Program dictation is the one area that has been explored by others using ad hoc techniques that require over-stylized input methods [29,16,59]. None of these approaches discovers or preserves any syntactic or semantic structure other than any discovered by the editor itself.
Our more natural Spoken Java grammar will make it much easier for the user to code using direct program dictation. We can use our incremental analysis framework to continuously parse what the user is saying and construct a parse forest to be displayed in the editor. We will do this by intercepting the results of dictation mode prior to the speech recognizer's own natural language semantic analysis phase, and send them to our analysis framework. Using GLR to enhance natural language speech recognition was explored on a research speech recognizer in Japan and was shown to be between 80 and 99% accurate on a task-specific grammar . We would like to adapt these techniques to the ViaVoice speech recognizer, but we may have to switch to a research speech recognizer to gain proper access to the recognizer internals.

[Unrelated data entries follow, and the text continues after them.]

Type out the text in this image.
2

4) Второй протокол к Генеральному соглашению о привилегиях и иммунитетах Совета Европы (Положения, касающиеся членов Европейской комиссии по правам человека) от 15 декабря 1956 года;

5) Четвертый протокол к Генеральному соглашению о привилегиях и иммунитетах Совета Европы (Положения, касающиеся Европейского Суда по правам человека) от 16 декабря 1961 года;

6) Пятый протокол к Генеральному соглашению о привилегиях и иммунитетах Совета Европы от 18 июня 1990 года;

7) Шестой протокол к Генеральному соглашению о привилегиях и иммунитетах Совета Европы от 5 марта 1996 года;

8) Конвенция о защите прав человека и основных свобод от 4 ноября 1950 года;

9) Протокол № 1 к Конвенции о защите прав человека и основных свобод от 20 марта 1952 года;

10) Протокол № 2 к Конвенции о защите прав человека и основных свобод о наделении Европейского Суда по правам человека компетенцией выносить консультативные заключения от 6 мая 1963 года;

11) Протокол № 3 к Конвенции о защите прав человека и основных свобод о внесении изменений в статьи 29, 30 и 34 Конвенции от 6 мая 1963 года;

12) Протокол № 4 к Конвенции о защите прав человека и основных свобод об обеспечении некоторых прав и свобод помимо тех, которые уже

An alternate way to support direct program dictation is to continuously update a simple command and control grammar with all possible speakable lexemes at any given point in the program. H-3ARMONIA's query support will allow us to find this out using a cursor position, the current document, and the document's programming language grammar. For instance, in our example above, when the user said s p p, only identifiers were allowed there. Since the location involved a variable usage and not a definition, legal code would say that the spoken words must form a valid identifier, one that has already been defined. We can seed the command and control grammar with these identifiers when that point in the grammar is reached. This would not only make it feasible to do direct program dictation, but would also help make recognition more accurate by limiting what words the recognizer will accept.
This latter technique may have two problems, however. Many programmers do not code in linear order; they jump around. If they try to speak a identifier before it has been defined, it may not get recognized. Even so, how do they define a new identifier? Perhaps we should switch the recognizer into dictation mode when an identifier is expected as part of a grammar production, or have the user just type it in. This solution's feasibility depends on the granularity of the programmer's coding process. Do they jump around in the middle of statements or only at statement or structural boundaries?
Another problem with command and control grammars is performance. In current speech recognizers, changing the active command and control grammar is an expensive operation. We hope this will improve in the future, but do believe that the cost is related to the size (and maybe the complexity) of the grammar. If we can keep the size and complexity down through aggressive ambiguity resolution, we should be able to avoid performance issues.